According to a seasoned teacher of mine, wherever Christ’s peace is present, there you will find total goodness, total truth, and total beauty, all of them equally vibrant. Look around you. Look inside you. Do you see God’s rule there in total goodness, total truth, and total beauty? If not, peacemaking is needed. Perhaps beauty is being emphasized but not truth, or truth but not goodness. Whatever the case, we are the ones who must create peace. It is our ministry. It really is, if we want to be children of God.

Peacemaking is not child’s play. True peacemaking, all of which has its origin in God, must be done carefully, in God’s way. The enemy’s methods—flattery, violence, slander, and manipulation—are neither effective nor trustworthy. “God’s work done in God’s way will never lack God’s supply,” said Hudson Taylor. But it must be done in God’s way.

Sadly though, sham peacemaking abounds. Fisher-Price peace, my friend would call it—fleeting and flimsy. It attempts to make peace using the wrong methods. It wants truth but not goodness; it wants goodness but not beauty, and so on.

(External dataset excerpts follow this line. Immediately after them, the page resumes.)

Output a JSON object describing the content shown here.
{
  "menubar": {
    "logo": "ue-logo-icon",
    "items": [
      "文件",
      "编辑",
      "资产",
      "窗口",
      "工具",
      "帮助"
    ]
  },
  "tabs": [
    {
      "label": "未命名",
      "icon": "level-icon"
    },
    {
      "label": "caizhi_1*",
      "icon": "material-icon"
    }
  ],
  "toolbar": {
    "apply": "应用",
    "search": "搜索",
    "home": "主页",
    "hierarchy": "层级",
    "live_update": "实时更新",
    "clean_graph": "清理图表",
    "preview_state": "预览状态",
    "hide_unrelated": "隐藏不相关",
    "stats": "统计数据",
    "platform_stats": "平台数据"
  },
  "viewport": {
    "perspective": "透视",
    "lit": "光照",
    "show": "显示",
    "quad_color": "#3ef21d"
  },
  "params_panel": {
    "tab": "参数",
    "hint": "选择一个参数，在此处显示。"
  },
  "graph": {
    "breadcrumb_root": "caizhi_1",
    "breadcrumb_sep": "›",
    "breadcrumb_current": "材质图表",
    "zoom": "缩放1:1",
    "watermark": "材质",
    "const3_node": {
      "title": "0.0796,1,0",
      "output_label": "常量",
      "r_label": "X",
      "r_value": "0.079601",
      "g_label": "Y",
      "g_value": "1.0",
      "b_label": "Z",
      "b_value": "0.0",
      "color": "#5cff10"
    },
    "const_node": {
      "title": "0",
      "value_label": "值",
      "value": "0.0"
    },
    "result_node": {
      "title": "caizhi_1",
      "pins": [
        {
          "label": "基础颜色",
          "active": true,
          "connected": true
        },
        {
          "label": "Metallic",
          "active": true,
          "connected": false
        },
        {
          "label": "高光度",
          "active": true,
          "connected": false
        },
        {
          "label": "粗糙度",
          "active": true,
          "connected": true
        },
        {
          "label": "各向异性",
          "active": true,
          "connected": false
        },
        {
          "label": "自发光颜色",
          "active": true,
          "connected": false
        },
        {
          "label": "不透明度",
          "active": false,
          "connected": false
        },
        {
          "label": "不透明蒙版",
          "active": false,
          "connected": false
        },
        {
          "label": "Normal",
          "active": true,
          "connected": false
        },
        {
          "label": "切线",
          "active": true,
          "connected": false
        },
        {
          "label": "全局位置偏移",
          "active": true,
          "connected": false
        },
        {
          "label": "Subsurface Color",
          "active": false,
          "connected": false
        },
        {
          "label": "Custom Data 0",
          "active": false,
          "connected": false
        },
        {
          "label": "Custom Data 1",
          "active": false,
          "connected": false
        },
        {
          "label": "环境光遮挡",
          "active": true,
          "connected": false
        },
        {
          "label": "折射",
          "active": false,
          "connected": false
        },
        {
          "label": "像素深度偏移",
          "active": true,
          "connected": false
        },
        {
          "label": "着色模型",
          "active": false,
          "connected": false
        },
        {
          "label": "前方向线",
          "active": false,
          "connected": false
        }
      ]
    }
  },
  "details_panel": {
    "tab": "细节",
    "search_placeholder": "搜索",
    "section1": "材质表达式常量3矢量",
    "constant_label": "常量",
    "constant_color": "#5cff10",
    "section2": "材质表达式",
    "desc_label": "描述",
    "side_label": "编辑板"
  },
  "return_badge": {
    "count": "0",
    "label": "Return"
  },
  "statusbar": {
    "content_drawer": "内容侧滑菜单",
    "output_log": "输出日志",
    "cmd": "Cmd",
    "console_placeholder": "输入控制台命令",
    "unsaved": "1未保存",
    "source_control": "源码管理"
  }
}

I remember visiting some nondescript history museum where a black-and-white film showed Neville Chamberlain getting off the plane in London in 1938 and making his “Peace in Our Time” speech, referring to the peace agreement he had made with Hitler in Munich. You know the story. Despite the truce, less than one year later war broke out, war such as the world has never seen before or since.

Was the scene repeated this past June when a leader from North America met with a leader from North Korea in Singapore? Time will tell. We hope not. We don’t want to prophesy doom and gloom unnecessarily. But the words of Ezekiel, surely a true prophet, echo down through the centuries: “They have seduced my people, saying, ‘Peace!’ when there is no peace” (Ezekiel 13: 10, NKJV). In other words, beware of those who promise peace without using God’s ways.

Secular governments try to make peace through uneasy truces and peacekeeping missiles (the ultimate oxymoron, as Shane Claiborne has pointed out)[1]. Immature Christians insist on dividing over trivial non-issues, and a church that stays intact for 20 years is today the exception rather than the norm, even and perhaps especially among Anabaptists. Still others try taking shortcuts to peace by teaching that all faiths lead to God. Amid all this, Ezekiel’s haunting words persist: “Peace, peace, where there is no peace.”

Amid all this, true children of God are committed to that which makes for true peace. As God once told another Old Testament prophet, Micah, this means 1) promoting justice, 2) being faithful, and 3) living obediently before God—no more and no less. Note that Micah’s words demand action. Peace, never passive, must be a pursuing, an immersion in the Heavenly Kingdom that is all goodness, all truth, and all beauty. It must embrace the second part of the Serenity Prayer: God, grant me the courage to change the things I can.

Yes, Jesus’ way of denying self and taking up the cross can seem, at first, as though He is bringing a sword (Matthew 10:34). But counter-intuitively, it brings peace in the end. Unlike Fisher-Price peace, this peace passes the test of time and anchors us in the Prince of Peace, whose children we are if we’re lucky enough to be peacemakers.

Gideon Yutzy Gideon Yutzy believes Christians should live as Gerard Manley Hopkins put it: “counter, original, spare, strange.” He is addicted to the thrill of encountering new people, new ideas, new skills, new words, and new levels of personal growth. Gideon lives with his wife Esther and their three daughters, Olivia, Charlotte, and Honor, in an Anabaptist community in Ireland.

Bibliography

[1] Claiborne, Shane. Irresistible Revolution. Zondervan, 2006.